Проще говоря, истоки, беды были чисто американскими; еврейским указывалось лишь ее внешнее обличие. Но и это обличие не могло, разумеется, не внести соответствующих корректив в кривую парадоксальных судеб героев Филипа Рота и творческой судьбы их создателя. Неисчислимые фобии и табу, в известной мере обусловленные трагически сложившимся уделом народа, на долю которого в XX столетии выпал Холокауст, еврейские погромы в Восточной Европе, ГУЛАГ в необозримой сталинской империи, амбивалентное сознание богоизбранности и вытекающие из него «комплексы» национальной исключительности (в частности, в интеллектуальной, моральной, духовной областях), — все это надолго определило парадоксальное, трагикомическое мироощущение персонажей произведений писателя, какие бы имена они ни носили: Алекс в «Болезни Портного», Кепеш в «Профессоре желания» (1977), Тарновски в «Моей мужской жизни» (1974), Цукерман в «Уроке анатомии» (1983)…
Секс, быть может, та сфера жизнепроявления, где эти атавистические страхи и павловские «условные рефлексы» обозначают себя наиболее явно. И, приходится признать, у критиков, возводивших Рота в ранг основоположников «комического эпоса» эротического бытия соотечественников, были на то немалые основания: тут барочная щедрость его таланта проявила себя в полной мере. Однако перелистываешь эти, вызывающие то смех до колик, то болезненную дрожь страницы его книг — и вспоминаешь аналогичные страницы в романах Дж. Хеллера, Дж. Апдайка и, быть может, самого яркого из представителей этой плеяды литераторов в США — Генри Миллера. Что поделать: еще за двадцатилетие до рождения Филипа Рота секс стал объектом поистине общенациональной одержимости в США и, что неудивительно, вечным полем экспериментаторства для лучших американских писателей.

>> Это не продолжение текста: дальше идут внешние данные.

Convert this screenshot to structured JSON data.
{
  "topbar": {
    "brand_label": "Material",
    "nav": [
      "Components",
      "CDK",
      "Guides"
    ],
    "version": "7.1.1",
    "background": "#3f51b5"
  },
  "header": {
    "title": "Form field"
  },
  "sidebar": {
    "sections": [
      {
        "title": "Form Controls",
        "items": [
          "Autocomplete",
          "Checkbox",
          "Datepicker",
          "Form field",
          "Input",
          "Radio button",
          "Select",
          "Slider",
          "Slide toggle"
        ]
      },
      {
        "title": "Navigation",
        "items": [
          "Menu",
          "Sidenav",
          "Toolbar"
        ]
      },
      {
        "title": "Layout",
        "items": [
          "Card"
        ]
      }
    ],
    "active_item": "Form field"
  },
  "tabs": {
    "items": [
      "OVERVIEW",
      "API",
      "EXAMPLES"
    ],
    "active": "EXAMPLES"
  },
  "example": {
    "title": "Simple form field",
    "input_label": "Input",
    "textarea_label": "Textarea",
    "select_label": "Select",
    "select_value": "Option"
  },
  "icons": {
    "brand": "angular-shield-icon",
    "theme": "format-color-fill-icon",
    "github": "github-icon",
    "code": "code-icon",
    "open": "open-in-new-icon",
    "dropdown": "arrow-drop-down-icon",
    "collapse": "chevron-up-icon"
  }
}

Так что и тут, в этой причудливейшей и наименее предсказуемой из сфер человеческого поведения, еврейское оказывается оболочкой, частностью, а общеамериканское — закономерностью. (Раскройте, к примеру, пародийно-эпатажный короткий роман Ф. Рота «Грудь» (1972),[14] вышедший у нас на гребне перестроечной либерализации законов о печати и средствах массовой информации, — и вы без труда в этом убедитесь.)